Business in the 1930s
A number of surviving documents indicate how timber imports were arranged. London agents issued schedules of prices for timber that would be available at supply ports in the coming months. When needing more stock, Nicks & Co sent in an offer to buy so many standards of a range of specific sizes, a standard being 165 cubic feet, and the agent usually sent back a counter offer quoting slightly different quantities to suit better what he had available. Once both parties were satisfied, the agent sent a formal contract recording the names of the seller and buyer, the place and date of shipment and the agreed quantities and prices for all of the sizes ordered. Some contracts included the cost of freight and insurance while for others the buyer arranged the shipment separately. In either case, transport was arranged in accordance with a standard form of charter party appropriate to ports in the Bristol Channel, although it was common for specific clauses to be amended to suit each particular shipment. Before the ship departed, a bill of lading was prepared specifying the quantities that had been loaded – which could differ from what was ordered depending on practicalities at the time. When the ship was discharged, the numbers of each size received were checked by a tally man, and then a clerk had to enter the information into a ledger and calculate the total quantity for comparison with the bill of lading. As the dimensions were in feet and inches and the quantities shipped were in standards, the calculations were tedious and prone to error (45).

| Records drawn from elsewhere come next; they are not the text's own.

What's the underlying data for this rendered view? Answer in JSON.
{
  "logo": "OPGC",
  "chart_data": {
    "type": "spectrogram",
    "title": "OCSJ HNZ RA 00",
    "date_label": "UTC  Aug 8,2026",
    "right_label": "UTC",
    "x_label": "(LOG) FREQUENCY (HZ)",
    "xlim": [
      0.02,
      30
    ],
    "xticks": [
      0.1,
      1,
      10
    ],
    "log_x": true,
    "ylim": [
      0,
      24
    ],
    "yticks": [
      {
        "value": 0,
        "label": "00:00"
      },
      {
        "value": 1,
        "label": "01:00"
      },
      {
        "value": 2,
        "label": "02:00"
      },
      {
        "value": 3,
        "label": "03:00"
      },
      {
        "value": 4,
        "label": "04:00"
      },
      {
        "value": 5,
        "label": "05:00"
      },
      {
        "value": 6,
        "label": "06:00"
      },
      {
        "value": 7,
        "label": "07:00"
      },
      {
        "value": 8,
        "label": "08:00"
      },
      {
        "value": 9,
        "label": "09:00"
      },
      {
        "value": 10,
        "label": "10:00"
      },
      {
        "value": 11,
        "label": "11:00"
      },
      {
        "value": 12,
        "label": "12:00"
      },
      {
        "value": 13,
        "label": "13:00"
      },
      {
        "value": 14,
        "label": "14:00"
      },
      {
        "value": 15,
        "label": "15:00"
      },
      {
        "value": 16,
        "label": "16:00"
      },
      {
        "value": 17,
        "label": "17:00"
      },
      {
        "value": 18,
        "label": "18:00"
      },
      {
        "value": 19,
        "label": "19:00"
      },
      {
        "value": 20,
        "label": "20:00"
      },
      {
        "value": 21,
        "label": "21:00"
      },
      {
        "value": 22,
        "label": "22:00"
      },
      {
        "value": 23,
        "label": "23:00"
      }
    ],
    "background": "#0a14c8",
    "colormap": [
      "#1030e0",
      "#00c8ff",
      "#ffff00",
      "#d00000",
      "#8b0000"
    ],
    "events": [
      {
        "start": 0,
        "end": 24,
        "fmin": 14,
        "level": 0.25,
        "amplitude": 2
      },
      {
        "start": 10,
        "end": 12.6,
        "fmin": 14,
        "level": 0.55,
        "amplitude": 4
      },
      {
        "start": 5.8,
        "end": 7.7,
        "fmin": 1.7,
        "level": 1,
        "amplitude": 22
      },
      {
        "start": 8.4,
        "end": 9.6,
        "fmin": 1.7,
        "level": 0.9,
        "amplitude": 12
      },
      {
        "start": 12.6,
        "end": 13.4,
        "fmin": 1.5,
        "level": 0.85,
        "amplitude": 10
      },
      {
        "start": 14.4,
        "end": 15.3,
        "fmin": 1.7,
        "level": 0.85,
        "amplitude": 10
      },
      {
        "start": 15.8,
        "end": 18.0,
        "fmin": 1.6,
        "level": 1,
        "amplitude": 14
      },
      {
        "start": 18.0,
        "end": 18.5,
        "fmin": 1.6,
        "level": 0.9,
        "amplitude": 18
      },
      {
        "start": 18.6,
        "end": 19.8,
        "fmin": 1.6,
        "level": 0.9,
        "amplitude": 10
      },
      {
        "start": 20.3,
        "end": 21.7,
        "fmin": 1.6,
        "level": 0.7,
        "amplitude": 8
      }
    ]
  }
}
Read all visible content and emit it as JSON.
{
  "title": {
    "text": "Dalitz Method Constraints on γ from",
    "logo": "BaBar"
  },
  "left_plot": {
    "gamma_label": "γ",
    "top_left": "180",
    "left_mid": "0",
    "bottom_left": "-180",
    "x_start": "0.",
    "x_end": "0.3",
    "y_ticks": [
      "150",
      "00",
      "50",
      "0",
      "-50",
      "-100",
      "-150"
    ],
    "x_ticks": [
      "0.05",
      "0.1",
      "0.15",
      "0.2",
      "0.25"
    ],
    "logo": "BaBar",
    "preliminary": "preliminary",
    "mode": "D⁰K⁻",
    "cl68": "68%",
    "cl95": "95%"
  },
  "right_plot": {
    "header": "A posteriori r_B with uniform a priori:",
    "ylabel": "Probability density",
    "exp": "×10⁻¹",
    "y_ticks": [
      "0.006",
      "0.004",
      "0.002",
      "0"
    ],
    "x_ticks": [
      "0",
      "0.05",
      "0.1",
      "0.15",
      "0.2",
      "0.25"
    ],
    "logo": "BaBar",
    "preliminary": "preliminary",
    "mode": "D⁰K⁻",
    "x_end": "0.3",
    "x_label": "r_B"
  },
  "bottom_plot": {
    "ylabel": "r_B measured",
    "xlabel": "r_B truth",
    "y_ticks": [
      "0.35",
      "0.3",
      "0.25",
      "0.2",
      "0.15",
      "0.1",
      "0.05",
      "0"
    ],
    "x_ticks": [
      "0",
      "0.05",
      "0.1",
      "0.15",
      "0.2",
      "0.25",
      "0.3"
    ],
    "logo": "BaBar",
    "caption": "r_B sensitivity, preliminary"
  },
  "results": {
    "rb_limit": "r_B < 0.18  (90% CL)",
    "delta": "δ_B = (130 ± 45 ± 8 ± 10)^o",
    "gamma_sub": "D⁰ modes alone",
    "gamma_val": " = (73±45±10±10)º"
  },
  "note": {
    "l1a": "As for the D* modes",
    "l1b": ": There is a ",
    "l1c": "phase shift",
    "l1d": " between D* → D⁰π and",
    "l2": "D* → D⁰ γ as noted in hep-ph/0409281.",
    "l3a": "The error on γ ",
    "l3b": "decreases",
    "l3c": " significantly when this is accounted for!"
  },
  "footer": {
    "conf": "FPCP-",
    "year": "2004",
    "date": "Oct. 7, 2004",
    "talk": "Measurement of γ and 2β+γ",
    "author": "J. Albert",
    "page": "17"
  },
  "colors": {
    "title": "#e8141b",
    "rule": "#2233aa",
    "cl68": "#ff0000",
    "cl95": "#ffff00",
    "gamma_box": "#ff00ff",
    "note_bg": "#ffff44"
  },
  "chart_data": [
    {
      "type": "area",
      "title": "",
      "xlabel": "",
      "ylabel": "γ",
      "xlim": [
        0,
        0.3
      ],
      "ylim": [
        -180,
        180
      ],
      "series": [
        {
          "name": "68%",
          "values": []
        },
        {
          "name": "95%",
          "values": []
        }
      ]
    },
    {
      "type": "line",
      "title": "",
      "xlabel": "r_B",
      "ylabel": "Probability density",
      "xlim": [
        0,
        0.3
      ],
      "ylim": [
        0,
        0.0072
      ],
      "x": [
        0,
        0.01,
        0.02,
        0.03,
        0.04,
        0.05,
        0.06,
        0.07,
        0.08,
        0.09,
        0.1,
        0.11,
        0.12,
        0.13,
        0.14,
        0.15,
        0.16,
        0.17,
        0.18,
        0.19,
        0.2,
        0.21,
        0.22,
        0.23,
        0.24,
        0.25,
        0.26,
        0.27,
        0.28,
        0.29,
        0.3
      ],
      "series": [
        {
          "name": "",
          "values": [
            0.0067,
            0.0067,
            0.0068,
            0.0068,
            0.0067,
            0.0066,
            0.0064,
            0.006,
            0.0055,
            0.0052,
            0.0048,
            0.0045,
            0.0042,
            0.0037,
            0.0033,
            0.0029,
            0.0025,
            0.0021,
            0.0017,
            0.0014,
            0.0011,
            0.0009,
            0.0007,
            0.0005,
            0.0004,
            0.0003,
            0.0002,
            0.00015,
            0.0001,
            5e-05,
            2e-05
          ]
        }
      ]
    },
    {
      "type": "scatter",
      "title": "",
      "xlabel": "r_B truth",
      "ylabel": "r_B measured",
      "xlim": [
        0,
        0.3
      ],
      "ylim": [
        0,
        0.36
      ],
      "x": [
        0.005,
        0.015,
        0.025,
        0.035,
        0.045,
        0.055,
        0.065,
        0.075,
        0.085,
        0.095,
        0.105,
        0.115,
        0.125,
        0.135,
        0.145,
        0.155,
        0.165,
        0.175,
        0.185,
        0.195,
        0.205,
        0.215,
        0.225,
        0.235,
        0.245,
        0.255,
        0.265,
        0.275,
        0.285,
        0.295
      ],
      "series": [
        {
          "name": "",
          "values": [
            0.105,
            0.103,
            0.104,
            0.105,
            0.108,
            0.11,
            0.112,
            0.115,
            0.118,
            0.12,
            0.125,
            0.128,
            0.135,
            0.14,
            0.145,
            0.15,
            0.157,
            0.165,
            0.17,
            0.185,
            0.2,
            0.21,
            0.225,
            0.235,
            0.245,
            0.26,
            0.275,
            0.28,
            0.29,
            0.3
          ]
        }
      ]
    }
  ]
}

During the 1930s, Nicks & Co continued to import timber from the Baltic and Scandanavian countries with some shipments from Archangel, Canada and the United States. In 1933, the firm stopped using G T Beard’s lighters to bring the timber from Sharpness to Gloucester, and changed over to Mousell Chadborn & Co instead. Most of their timber was sent away by rail, but lorries were coming into use and some wood was still carried up country in canal boats (46). One of the railway sidings in Nicks’s yard became known as Hellfire Pass because it sloped down towards the canal and wagons sometimes got out of control. If the man on the brake missed his footing, the wagon could continue on its own, rushing down to join the line alongside the canal and crashing through any planks across the line being used in discharging a lighter. It was also known for a free-running wagon to hit an obstacle and tip into the canal (47). A more serious accident occurred in May 1932 when four boys employed by Nicks & Co were playing hide-and-seek in the timber yard after having their mid-day meal. One boy climbed the back of a stack of timber, and as he was coming down the front by means of the projecting arms, he lost his balance and fell 10ft to the ground. He was taken to the Infirmary but did not regain consciousness and died the same evening due to laceration of the brain. An inquest jury returned a verdict of accidental death. As the accident did not occur during hours of duty, Nicks & Co did not consider they were formally responsible, but they did make a contribution towards the boy’s funeral expenses (48).